The Hawaii Technology Development Corporation (HTDC) is a state agency created in 1983 to foster the development of Hawaii's technology industry.

Naming 
The HTDC was established as the High Technology Development Corporation in 1983, but renamed in 2017 to more accurately describe its mission.

Responsibilities 
The HTDC is in charge of Hawaii's Small Business Innovation and Research (SIBR) grants which provides funding to develop new technology that was started in 1988.

History 
In May 2019, the HTDC partnered with BoxJelly to build the Entrepreneurs Sandbox, a co-working and entrepreneurship hub in Honolulu.

In January 2019, Len Higashi was named acting director after Robbie Melton stepped down from her almost five-year tenure as director and CEO.

In 2018, the HTDC lost ~$800,000 of income when the Manoa Innovation Center went back under control of University of Hawaii.
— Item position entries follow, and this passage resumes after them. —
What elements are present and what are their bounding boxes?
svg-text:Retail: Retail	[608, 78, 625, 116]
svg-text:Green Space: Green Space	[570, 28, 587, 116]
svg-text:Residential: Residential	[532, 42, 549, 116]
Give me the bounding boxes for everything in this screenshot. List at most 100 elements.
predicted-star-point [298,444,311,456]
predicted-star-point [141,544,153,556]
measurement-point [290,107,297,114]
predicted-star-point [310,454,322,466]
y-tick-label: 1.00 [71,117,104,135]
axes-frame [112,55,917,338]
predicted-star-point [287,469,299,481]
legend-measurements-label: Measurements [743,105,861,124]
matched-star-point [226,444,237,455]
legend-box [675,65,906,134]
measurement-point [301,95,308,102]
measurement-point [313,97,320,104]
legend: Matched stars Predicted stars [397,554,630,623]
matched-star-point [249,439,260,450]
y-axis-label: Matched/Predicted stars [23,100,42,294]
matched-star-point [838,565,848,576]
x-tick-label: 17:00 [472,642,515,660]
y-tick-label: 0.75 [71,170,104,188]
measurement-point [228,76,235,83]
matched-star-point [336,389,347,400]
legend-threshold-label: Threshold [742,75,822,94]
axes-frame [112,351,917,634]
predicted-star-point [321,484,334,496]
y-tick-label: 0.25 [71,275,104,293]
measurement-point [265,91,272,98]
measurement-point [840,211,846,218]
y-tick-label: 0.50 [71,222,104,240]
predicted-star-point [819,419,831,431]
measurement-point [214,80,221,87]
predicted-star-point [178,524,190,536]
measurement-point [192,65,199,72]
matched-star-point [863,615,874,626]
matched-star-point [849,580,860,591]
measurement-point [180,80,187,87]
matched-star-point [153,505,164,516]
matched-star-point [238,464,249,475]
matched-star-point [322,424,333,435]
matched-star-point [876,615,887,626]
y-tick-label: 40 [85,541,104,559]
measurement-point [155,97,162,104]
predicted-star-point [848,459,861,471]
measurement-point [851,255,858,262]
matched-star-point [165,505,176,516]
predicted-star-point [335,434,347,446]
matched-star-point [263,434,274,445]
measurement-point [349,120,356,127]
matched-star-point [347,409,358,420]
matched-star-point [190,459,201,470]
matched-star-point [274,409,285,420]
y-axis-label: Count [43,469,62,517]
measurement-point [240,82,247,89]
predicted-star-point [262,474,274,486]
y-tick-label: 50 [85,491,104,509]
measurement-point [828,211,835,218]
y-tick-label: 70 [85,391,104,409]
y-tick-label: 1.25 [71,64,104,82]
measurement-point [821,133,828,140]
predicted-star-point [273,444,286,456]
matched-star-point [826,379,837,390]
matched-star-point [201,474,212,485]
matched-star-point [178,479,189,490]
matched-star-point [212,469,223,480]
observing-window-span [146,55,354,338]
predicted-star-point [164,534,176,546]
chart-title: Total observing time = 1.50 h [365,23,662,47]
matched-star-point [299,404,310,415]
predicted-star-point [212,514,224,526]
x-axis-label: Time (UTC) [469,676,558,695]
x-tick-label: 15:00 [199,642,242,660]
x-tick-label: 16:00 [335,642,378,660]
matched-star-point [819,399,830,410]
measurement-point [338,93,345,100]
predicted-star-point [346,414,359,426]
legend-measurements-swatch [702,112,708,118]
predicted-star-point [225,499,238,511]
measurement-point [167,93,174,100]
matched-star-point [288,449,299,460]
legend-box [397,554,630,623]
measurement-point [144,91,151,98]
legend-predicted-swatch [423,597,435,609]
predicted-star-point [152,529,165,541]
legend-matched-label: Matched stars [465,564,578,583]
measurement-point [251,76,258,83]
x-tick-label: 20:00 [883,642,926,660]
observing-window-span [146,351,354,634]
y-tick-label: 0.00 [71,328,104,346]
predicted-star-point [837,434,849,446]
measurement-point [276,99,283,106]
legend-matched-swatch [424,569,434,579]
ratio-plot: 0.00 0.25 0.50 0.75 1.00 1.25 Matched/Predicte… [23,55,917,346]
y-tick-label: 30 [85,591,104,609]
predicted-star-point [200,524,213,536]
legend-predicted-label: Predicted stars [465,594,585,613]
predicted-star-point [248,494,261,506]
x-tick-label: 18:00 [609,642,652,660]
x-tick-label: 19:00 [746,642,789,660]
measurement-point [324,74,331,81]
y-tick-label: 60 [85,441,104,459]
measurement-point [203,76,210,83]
The Cyber Security and First Responder Tech Park 
In 2017, the HTDC faced criticism for its plans to build a 150-acre industrial park focused on first-responders called the Cyber Security and First Responder Tech Park. The plans for the park allocated the Hawaii Office of Enterprise Technology Services about 4 percent of the park's total built area and about 5 percent for the HTDC itself. The park, which is to be built near an NSA office, is the brainchild of Hawaii Sen. Donovan Dela Cruz.